一つの解決策として、忘れることを思いついた。根本が解決するわけではないがその瞬間を迎えるまで健康を維持することができる。リマインドの逆で意識的に記憶を消し飛ばすのである。いざ直面した時のギャップに耐えられるならどんどん忘れた方がいい。

日曜の夜でなくても役に立つ。飛び込み営業でインターホンを押す瞬間、苦手な客先に電話でアポを入れるとき、大勢の前でプレゼンする前。その瞬間を迎えるまで忘れてしまえばいい。考えるのはインターホンを押してから、電話をかけてから、聴衆の前でしゃべりだしてからでいい。考えても仕方がない。始まってしまえば乗り切れるものの、自分にストレスがかかる事柄を目の前にしたとき、人はためらいがちだ。

バンジージャンプをいつまでたっても飛べないのは想像力が豊かな証拠である。しかし往々にして落ちた後のことを考えるよりも一歩踏み出すことの方が大切な時は多い。やけっぱちも幸せをつかむ手段である。

書いていて思い出したが、何かの映画で忘れることができない辛さを語るロボットがいた。知っている人は教えてほしい。

向き合えば2.0

いろいろなもののバージョンが新しくなっている。web2.0、お金2.0、動画2.0(明石ガクトさん好きです)、視力2.0(欲しい)、ダイハード4.0(ジャックバウアー)。

テクノロジーや価値観の変化を受けて、今までの概念がアップデートされている。〇〇2.0というキャッチーな名詞として流行りを見せたが、もともとはソフトウェアのバージョンを示す数字で、新世代のものをわかりやすく表す方法である。
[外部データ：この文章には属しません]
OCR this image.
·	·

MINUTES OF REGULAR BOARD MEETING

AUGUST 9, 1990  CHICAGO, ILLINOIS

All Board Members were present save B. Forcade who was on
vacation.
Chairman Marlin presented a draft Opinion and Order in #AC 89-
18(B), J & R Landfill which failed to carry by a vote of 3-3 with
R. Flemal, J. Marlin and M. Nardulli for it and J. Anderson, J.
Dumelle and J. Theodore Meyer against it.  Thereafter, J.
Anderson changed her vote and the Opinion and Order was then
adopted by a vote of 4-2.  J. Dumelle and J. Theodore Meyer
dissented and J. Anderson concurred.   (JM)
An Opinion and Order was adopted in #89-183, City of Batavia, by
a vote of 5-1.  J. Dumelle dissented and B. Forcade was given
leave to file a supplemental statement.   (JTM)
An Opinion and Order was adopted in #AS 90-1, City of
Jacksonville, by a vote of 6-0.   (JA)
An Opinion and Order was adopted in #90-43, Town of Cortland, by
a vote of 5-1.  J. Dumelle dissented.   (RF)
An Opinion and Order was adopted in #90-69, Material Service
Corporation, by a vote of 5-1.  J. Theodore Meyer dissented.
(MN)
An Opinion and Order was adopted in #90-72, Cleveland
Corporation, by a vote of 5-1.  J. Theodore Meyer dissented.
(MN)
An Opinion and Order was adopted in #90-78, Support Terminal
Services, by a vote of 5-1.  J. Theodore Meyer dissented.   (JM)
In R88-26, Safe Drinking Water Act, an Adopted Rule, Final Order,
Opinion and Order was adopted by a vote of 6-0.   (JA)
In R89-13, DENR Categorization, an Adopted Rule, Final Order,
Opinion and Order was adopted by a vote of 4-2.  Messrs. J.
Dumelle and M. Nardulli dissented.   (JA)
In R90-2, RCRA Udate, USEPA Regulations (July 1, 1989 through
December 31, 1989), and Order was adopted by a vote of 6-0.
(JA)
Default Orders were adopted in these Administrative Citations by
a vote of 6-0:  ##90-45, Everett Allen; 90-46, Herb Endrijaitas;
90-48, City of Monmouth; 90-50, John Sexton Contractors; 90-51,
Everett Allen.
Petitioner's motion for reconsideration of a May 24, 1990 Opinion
PCやスマホで、プログラムの更新画面を見ているとき、新旧のプログラムの間でこんな会話をしているのではと想像している。
 
過去のプログラム「いや俺はこういうつもりでやってきたんだけど・・・」
更新プログラム「わかるよ。俺もそう思ってたけど、時代が変わったんだ。」 
過去「そういえば最近体が言うことを聞かなくて」
更新「引退しな、おっさん」

1.0から2.0になるためには新旧で対話が必要である。2.0には1.0との違いを明示する責任がある。自然、2.0は旧モデルと向き合わなければならない。向き合うためには過去を知り尽くしている必要がある。

人の成長も、自分自身と向き合うことから始まる。「人の成長は、未熟な過去に打ち勝つことだ」と荒木飛呂彦は言った。向き合った時点で過去と違う自分を手に入れている。あとは打ち勝つことができるかだ。

ジャーナリズムという病

ジャーナリズムの語源はジャーナル(日刊、刊行物)とイズム(主義、主張)である。誤解されがちだが「巨悪に立ち向かう新聞記者」といういわゆるジャーナリストのイメージは一側面に過ぎない。現在を細かく取材し、過去と関連付けて解説するのがジャーナリズムである。

大学で現代ジャーナリズム論という授業を受けて知った。いわくジャーナリズムはTの字で、横棒と縦棒が交わる部分である。横棒が現在を表し、縦棒が過去を表す。現在と過去がつながった点を世の中に知らしめるのが本来の姿だと先生は言った。なので歴史を知らない記者に記事は書けない。

ジャーナリズムの名のもとにとか、ジャーナリズムに突き動かされたという言葉を私は信用しない。本当なら日本語で言ってみてほしい。おそらく正義感とか批評精神という答えが返ってくるがそれは間違いである。

悪を正すとか権力を監視するとかの類はジャーナリズムの本質ではない。山本夏彦は、新聞は自らが決して実行しない正義を説いて好評を博したと言った。夏彦の時代は少数派だったが新聞への風当たりは最近強くなった。けれどもジャーナリズムという病は不治である。